According to CNN,  Google was picked as best employer because: “Employees rave about their mission, the culture, and the famous perks of the Plex: bocce courts, a bowling alley, eyebrow shaping (for a fee) in the New York office. Then there’s the food: some 25 cafés companywide, all gratis. Wrote one Googler: “Employees are never more than 150 feet away from a well-stocked pantry.”

Among other things, Reid’s complaint includes claims for age discrimination under the California Fair Employment and Housing Act (FEHA) (Gov. Code, § 12900 et seq.), wrongful termination in violation of public policy; failure to prevent discrimination; and both negligent and intentional infliction of emotional distress.

*  Editorial note: Before I confer the honor of America’s best employer on Google, I’d like to see how Reid’s lawsuit turns out.

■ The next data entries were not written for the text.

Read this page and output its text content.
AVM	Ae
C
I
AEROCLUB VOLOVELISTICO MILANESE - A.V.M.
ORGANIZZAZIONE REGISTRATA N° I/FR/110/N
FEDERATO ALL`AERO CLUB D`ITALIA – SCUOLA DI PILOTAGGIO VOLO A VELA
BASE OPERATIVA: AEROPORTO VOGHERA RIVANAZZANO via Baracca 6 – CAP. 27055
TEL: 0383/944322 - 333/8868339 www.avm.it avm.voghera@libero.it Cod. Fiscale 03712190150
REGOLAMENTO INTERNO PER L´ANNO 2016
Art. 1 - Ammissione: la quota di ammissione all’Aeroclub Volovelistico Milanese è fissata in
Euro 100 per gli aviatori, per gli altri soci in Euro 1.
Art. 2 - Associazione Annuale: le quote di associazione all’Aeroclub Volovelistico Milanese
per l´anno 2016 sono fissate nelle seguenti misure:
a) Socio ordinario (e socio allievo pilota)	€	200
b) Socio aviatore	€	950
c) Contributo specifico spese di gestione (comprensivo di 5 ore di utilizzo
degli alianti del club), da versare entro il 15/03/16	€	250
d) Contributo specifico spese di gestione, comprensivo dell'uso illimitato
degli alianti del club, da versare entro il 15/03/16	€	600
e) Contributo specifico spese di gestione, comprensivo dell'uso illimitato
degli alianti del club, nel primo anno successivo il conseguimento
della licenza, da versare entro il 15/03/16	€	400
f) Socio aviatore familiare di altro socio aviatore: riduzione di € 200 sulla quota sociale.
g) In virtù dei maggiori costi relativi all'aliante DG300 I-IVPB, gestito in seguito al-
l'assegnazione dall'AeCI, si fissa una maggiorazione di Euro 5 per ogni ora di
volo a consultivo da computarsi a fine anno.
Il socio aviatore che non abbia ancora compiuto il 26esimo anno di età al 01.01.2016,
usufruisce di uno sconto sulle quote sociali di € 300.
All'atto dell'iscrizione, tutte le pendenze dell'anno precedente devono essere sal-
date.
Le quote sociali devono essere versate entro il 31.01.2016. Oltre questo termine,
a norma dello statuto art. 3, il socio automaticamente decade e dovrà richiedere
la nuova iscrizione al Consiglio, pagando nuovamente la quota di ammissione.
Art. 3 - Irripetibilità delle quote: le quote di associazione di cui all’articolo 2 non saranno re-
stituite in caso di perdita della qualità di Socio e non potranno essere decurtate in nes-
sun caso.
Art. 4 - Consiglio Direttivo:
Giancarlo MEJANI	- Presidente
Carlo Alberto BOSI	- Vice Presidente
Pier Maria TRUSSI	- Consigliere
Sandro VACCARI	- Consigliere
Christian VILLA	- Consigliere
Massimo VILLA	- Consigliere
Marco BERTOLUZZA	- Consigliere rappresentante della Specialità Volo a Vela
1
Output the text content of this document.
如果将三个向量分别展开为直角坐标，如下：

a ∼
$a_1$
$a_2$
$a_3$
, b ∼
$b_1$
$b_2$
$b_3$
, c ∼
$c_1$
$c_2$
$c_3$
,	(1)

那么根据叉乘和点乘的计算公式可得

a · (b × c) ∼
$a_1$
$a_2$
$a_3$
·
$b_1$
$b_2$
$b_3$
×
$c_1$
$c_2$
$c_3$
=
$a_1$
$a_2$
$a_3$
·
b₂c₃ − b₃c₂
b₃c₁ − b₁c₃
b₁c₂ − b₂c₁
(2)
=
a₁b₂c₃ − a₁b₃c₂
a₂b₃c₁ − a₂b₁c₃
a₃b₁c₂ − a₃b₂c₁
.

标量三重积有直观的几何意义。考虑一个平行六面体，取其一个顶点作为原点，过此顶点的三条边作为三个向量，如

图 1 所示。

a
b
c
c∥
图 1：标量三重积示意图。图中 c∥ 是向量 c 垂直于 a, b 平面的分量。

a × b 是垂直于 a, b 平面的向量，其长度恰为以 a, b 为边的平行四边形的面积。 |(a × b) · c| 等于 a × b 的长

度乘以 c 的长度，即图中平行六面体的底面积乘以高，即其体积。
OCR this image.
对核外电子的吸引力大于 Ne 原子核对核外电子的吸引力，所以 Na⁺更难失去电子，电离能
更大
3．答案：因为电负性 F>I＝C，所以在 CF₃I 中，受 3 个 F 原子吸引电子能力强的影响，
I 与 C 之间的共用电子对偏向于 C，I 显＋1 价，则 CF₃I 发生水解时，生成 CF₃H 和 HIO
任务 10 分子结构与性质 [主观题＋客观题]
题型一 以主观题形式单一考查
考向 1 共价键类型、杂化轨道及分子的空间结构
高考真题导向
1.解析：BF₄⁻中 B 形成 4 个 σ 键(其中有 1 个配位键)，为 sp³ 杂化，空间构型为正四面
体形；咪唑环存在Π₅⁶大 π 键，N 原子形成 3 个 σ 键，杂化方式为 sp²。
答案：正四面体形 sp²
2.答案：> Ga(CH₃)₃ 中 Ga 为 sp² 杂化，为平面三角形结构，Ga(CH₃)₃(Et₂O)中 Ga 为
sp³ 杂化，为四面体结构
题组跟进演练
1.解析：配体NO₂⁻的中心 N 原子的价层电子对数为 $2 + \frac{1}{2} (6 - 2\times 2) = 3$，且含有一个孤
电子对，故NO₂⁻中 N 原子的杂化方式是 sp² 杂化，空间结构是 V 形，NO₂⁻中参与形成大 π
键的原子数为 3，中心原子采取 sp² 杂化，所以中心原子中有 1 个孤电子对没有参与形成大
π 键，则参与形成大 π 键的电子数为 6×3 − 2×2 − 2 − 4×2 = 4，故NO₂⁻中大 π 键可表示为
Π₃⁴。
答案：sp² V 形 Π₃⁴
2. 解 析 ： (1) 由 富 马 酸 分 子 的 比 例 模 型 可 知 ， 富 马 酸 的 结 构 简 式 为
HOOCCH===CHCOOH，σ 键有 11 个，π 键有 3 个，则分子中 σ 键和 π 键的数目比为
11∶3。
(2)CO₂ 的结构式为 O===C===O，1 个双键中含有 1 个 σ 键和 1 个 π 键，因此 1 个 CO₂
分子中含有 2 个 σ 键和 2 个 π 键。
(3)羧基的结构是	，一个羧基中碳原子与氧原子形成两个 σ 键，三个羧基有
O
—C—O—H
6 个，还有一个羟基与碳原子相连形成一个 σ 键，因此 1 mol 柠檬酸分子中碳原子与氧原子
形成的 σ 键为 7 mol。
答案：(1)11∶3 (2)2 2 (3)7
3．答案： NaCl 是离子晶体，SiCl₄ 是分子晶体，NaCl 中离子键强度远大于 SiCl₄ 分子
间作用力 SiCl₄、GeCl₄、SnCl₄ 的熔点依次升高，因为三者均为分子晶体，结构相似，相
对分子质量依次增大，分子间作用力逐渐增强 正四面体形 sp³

We may never see that, of course, because given the direction the litigation has taken, Google may be SERIOUSLY considering an out of court settlement (if it hasn’t already). In any case, I am not inclined to think that any employer who engages in pervasive age discrimination (or any other kind of illegal discrimination) is exemplary or worthy of honor. And I predict that the young people who are so thrilled with bocce ball and free coffee today will have a sad awakening in the not too distant future. They may start hearing “stray remarks” just around the time their children start thinking about college, when a paycheck would really come in handy.